3. The method for intelligent bid generation and bid rejection risk mitigation optimization according to claim 1, characterized in that, In S1, the construction process of the knowledge graph includes: S11. Acquisition and preprocessing of multi-source heterogeneous data; The bidding data of the target bidding party within a preset historical period T is collected in full. The preprocessing includes text extraction, regularization denoising and / or data cleaning. S12. Fine-grained entity extraction based on BERT-BiLSTM-CRF; Word embeddings are performed using a pre-trained BERT model, and then input into a BiLSTM-CRF network for named entity recognition. S13. Formal definition of power business knowledge graph; Construct a knowledge graph G = (V, E, R), where V is the set of entity nodes, E is the set of entities, and R is the set of relations; store the knowledge graph in the Neo4j graph database to form a knowledge graph capable of reasoning.

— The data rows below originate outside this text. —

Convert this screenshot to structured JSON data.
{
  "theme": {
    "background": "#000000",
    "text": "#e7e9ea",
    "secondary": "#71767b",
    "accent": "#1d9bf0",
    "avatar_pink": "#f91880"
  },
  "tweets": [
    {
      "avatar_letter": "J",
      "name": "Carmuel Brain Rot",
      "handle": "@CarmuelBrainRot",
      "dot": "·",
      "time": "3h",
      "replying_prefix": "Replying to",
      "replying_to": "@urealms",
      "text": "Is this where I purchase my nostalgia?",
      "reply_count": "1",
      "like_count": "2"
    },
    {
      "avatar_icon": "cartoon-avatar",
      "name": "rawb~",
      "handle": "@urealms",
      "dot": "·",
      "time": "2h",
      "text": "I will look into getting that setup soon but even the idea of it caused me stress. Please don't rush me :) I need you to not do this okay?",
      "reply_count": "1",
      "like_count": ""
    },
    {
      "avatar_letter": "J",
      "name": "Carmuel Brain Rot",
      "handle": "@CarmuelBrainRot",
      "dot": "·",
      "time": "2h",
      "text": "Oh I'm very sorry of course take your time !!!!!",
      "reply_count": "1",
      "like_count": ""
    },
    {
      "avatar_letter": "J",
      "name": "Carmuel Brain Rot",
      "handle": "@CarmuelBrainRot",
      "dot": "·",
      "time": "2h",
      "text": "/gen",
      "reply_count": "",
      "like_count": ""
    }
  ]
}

4. A system for implementing the intelligent bid generation and bid rejection risk mitigation optimization method as described in any one of claims 1-3, characterized in that, It includes a knowledge graph generation module, an implicit preference weight calculation module, a draft generation module, and a detection and correction module; The knowledge graph generation module is used to generate a knowledge graph based on the bidding information database. The implicit preference weight calculation module is used to construct a preference feature vector model of the bidding party and calculate the preference weight distribution; The initial draft generation module is used to generate an initial draft of the tender document based on the preference feature vector and document style. The detection and correction module is used to perform countermeasure detection based on the risk of rejection and to automatically correct it, thereby outputting a compliant final version.